Von Altersschwäche ist bei der Party nach dem Zug aber nicht viel zu spüren. Das gilt auch für die feiernden Jecken in den Kneipen der Altstadt. Denn in dem Stadtteil mit der höchsten Kneipendichte Bonns geht es nach dem Zug so richtig rund. Das Machold heißt zwar nun schon seit einiger Zeit John Barleycorn, doch an der Karnevalstauglichkeit hat sich dadurch nichts geändert. Sogar davor wird an diesem Abend eine ordentliche Straßenparty gefeiert. Ein festlich geschmückter, grüner Drache steht im Zentrum einer Gruppe von Feiernden, die mit Schlagzeugstöcken sogar Verkehrsschilder bespielen. Auch im und vor dem Pawlow an der Heerstraße und im Nyx am Frankenbad drängen sich die Feiernden.

Auch das Bla und das Namenlos am Stadthaus sind beliebte Treffpunkte nach dem Zoch – oder die Breite Straße, Ecke Dorotheenstraße mit dem Bermuda-Dreieck aus Steinbeck, Pinte und im Moby’s, dem früheren Lichtblick, das Babel-Wirtin Fanny Delaune eigens für die jecken Tage vor-eröffnet hat. Wache-Wirt Tobi Epping hat in seiner Kneipe an der Heerstraße vor den jecken Tagen sogar einen neuen Boden verlegen lassen, damit das Parkett wieder hundert Prozent tanzresistent ist.

Dem Kneipenkarneval als umsatzstarke Zeit kann man sich als Wirt in der Altstadt nicht verweigern.
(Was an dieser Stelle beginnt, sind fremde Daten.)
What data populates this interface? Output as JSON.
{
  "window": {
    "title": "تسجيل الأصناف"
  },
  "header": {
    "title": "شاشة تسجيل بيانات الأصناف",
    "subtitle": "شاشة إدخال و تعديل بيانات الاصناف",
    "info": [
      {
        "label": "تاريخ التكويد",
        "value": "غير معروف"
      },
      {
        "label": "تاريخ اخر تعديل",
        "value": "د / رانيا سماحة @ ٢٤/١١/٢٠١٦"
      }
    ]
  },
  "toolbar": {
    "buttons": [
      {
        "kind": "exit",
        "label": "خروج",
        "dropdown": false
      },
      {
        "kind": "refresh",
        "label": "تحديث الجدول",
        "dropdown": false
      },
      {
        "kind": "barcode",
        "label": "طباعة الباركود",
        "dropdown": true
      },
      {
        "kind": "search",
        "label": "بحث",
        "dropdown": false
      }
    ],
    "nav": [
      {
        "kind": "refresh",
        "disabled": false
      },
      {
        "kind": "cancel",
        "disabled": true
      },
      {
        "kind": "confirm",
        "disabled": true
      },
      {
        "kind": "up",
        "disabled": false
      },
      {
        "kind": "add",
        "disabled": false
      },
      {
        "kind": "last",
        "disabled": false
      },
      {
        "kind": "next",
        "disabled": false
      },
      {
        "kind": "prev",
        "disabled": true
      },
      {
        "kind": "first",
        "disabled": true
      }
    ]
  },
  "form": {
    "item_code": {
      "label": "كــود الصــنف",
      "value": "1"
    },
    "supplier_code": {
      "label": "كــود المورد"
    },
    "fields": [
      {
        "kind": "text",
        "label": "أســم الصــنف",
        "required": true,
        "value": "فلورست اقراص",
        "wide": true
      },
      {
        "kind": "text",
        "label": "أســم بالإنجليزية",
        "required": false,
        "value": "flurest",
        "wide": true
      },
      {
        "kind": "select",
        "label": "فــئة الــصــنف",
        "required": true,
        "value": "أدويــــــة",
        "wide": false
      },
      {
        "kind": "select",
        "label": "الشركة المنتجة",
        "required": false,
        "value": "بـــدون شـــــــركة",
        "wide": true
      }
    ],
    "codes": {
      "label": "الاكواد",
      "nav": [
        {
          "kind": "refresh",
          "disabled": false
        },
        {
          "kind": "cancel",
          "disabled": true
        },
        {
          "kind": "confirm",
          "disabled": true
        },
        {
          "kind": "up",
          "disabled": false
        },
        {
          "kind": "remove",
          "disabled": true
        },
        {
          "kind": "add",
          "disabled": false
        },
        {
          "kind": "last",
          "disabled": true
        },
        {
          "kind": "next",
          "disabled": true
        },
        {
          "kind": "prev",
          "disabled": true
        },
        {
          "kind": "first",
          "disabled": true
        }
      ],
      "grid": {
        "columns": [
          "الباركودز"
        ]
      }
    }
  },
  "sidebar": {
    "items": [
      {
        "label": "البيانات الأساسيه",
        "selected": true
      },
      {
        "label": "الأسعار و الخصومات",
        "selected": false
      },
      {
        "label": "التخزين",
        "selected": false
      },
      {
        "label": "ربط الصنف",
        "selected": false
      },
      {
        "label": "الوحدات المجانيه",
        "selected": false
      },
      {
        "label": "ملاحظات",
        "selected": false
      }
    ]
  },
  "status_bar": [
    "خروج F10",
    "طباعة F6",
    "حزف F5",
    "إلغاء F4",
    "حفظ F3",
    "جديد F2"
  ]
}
Auch Tresor-Chef Bernd Graubohm macht in der fünften Jahreszeit einige Zugeständnisse – vor allem musikalisch. In der Heavy-Metal- und Hardrock-Kneipe in der Wolfstraße läuft am Rosenmontag seit mittags Karnevalsmusik. „Wenn schon der Zug vor der Tür vorbeiläuft, funktioniert das halt nicht mit Metallica“, so Graubohm. Auch die Getränkepalette ist an diesem Tag eingeschränkt und konzentriert sich vor allem auf Kölsch, Pils und Softdrinks in Standardgläsern. „Für eine Single-Malt-Beratung sollte man sich vielleicht auch einen anderen Tag aussuchen als Rosenmontag“, meint der Wirt augenzwinkernd, der sich über den Besuch vieler Stammgäste besonders freut. „Nächstes Wochenende wieder ganz normal Metal“, verspricht er.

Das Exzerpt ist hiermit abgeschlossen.